So, in all of the cases where I’ve blogged or talked about running the Plug-in Machine Intelligence (PMI) plugin for Pentaho Data Integration (PDI), it has been on a workstation like environment, basically a high-end laptop. This is more than adequate for building machine learning models and many deep learning models with interesting datasets. However, not all datasets will fit in the constrained environment of a laptop, and I don’t mean just the storage size of the datasets. Sometimes, you just need a large machine and a powerful server class GPU to process complex datasets.
In this case, we are processing a deep learning dataset that consists of 101 classes of different foods. The entire dataset is only 5.2GB in storage capacity size, which on the surface isn’t a large amount of data, even if you break the colored images into its RGB channels (3 images each) for preprocessing, that’s only about 16GB. No, the “complexity size” comes from the nature of the dataset. The Food-101 dataset contains 1,000 images per food class for a total of 101,000 images (files). Now you can also multiple this by the RGB channels and the preprocessing and processing involved in training and building a deep learning model and you start to see that maybe your laptop or workstation will be overwhelmed. Even if you could force some file caching and other mechanisms to fit the dataset within the confines of your environment, the processing time to build your deep learning models might take a while.
Here we’ll describe what happens when we have access to a Hitachi Vantara DS225 server with a lot of memory and a lot of CPUs, and an NVidia Tesla V100 GPUs. We’re also going to use PDI and PMI to do some data science work building deep learning models against this 101 class dataset. You could easily use your favorite data science tools and code your own working models, it will perform equally as well, but this is a PDI and PMI with deep learning experiment, so we’ll use PDI and PMI for this.
This project basically compares CPUs against a GPU and the actual performance (in this case speed performance) using only PDI and PMI. Very little attempt was made to tune the model for accuracy or speed. AlexNet was selected from the PMI/DL4j zoomodel to run this experiment.
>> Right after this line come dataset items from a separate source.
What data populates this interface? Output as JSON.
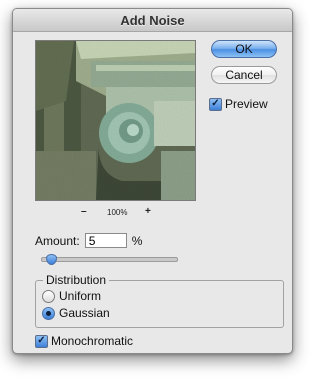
{
  "dialog": {
    "title": "Add Noise"
  },
  "preview": {
    "zoom_out": "–",
    "zoom_level": "100%",
    "zoom_in": "+"
  },
  "buttons": {
    "ok": "OK",
    "cancel": "Cancel"
  },
  "preview_toggle": {
    "label": "Preview",
    "checked": true
  },
  "amount": {
    "label": "Amount:",
    "value": "5",
    "unit": "%",
    "slider_percent": 5
  },
  "distribution": {
    "label": "Distribution",
    "options": [
      {
        "label": "Uniform",
        "selected": false
      },
      {
        "label": "Gaussian",
        "selected": true
      }
    ]
  },
  "monochromatic": {
    "label": "Monochromatic",
    "checked": true
  },
  "colors": {
    "accent": "#3d7fd8",
    "dialog_bg": "#e8e8e8"
  },
  "icons": {
    "check": "checkmark-icon"
  }
}
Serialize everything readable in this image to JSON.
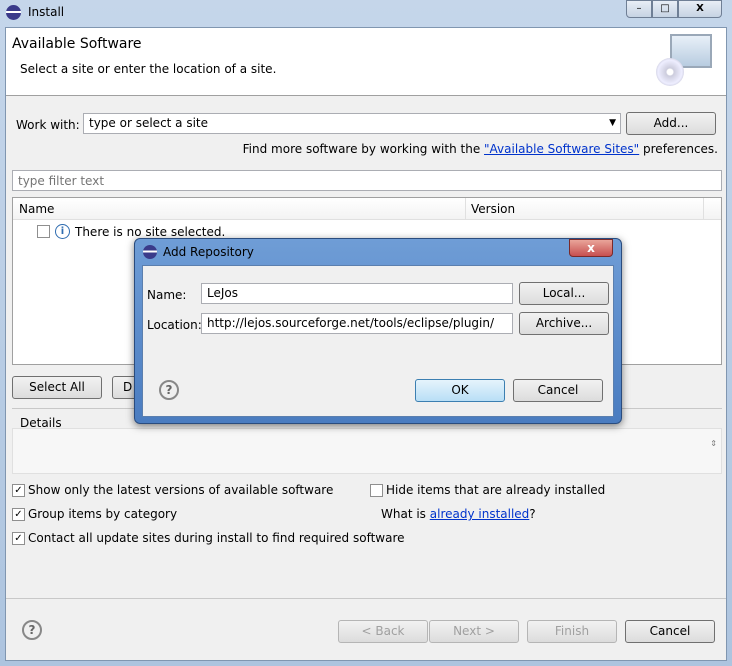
{
  "window": {
    "title": "Install",
    "controls": [
      "minimize",
      "maximize",
      "close"
    ]
  },
  "banner": {
    "title": "Available Software",
    "subtitle": "Select a site or enter the location of a site."
  },
  "work_with": {
    "label": "Work with:",
    "value": "type or select a site",
    "add_button": "Add...",
    "find_more_prefix": "Find more software by working with the ",
    "find_more_link": "\"Available Software Sites\"",
    "find_more_suffix": " preferences."
  },
  "filter": {
    "placeholder": "type filter text"
  },
  "table": {
    "columns": [
      "Name",
      "Version"
    ],
    "rows": [
      {
        "name": "There is no site selected.",
        "checked": false
      }
    ]
  },
  "buttons": {
    "select_all": "Select All",
    "deselect_all": "D"
  },
  "details": {
    "label": "Details"
  },
  "options": {
    "show_latest": {
      "label": "Show only the latest versions of available software",
      "checked": true
    },
    "hide_installed": {
      "label": "Hide items that are already installed",
      "checked": false
    },
    "group_by_category": {
      "label": "Group items by category",
      "checked": true
    },
    "what_is_prefix": "What is ",
    "what_is_link": "already installed",
    "what_is_suffix": "?",
    "contact_all": {
      "label": "Contact all update sites during install to find required software",
      "checked": true
    }
  },
  "footer": {
    "back": "< Back",
    "next": "Next >",
    "finish": "Finish",
    "cancel": "Cancel"
  },
  "dialog": {
    "title": "Add Repository",
    "name_label": "Name:",
    "name_value": "LeJos",
    "local_button": "Local...",
    "location_label": "Location:",
    "location_value": "http://lejos.sourceforge.net/tools/eclipse/plugin/",
    "archive_button": "Archive...",
    "ok": "OK",
    "cancel": "Cancel"
  },
  "colors": {
    "accent": "#0033cc",
    "close_button": "#c75050"
  }
}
The only modification made was to increase the memory size for PDI/spoon to 128GB of heap memory in order to fit the dataset and processing. This was done by first running the below PDI transformation to train and test a deep learning model with PMI and deep learning for java (DL4j) without configuring the NVidia CUDA API and drivers, thus DL4j isn’t able to “see” the NVidia Telsa V100 GPU and executes the preprocessing, training and testing of the deep learning model on the CPUs and memory. In this case, there are 2 Intel 6154 Gold 18 core 3GHz CPUs for a total of 36 cores and 512GB of DDR4 RAM.
Once that model was completed, then CUDA was installed and configured for PMI and DL4j to use. In this case the NVidia Tesla V100 Core GPU is configured with 16GB of HBM2 memory and 5120 CUDA cores. The exact same transformation was executed again.
This is the transformation used for training the deep learning models.
The PMI algorithm configuration settings are very close to the defaults.
As you can see in this chart, the performance increase in time to train in minutes is dramatic. Up to 18 times faster to complete a deep learning model on a GPU compared to training a deep learning model on top of the line CPUs.
A Reference Architecture White Paper was written detailing this experiment and how all the pieces were put together and installed. This White Paper will be released in the fall timeframe to coincide with the Hitachi Vantara NEXT 2019 conference in Las Vegas.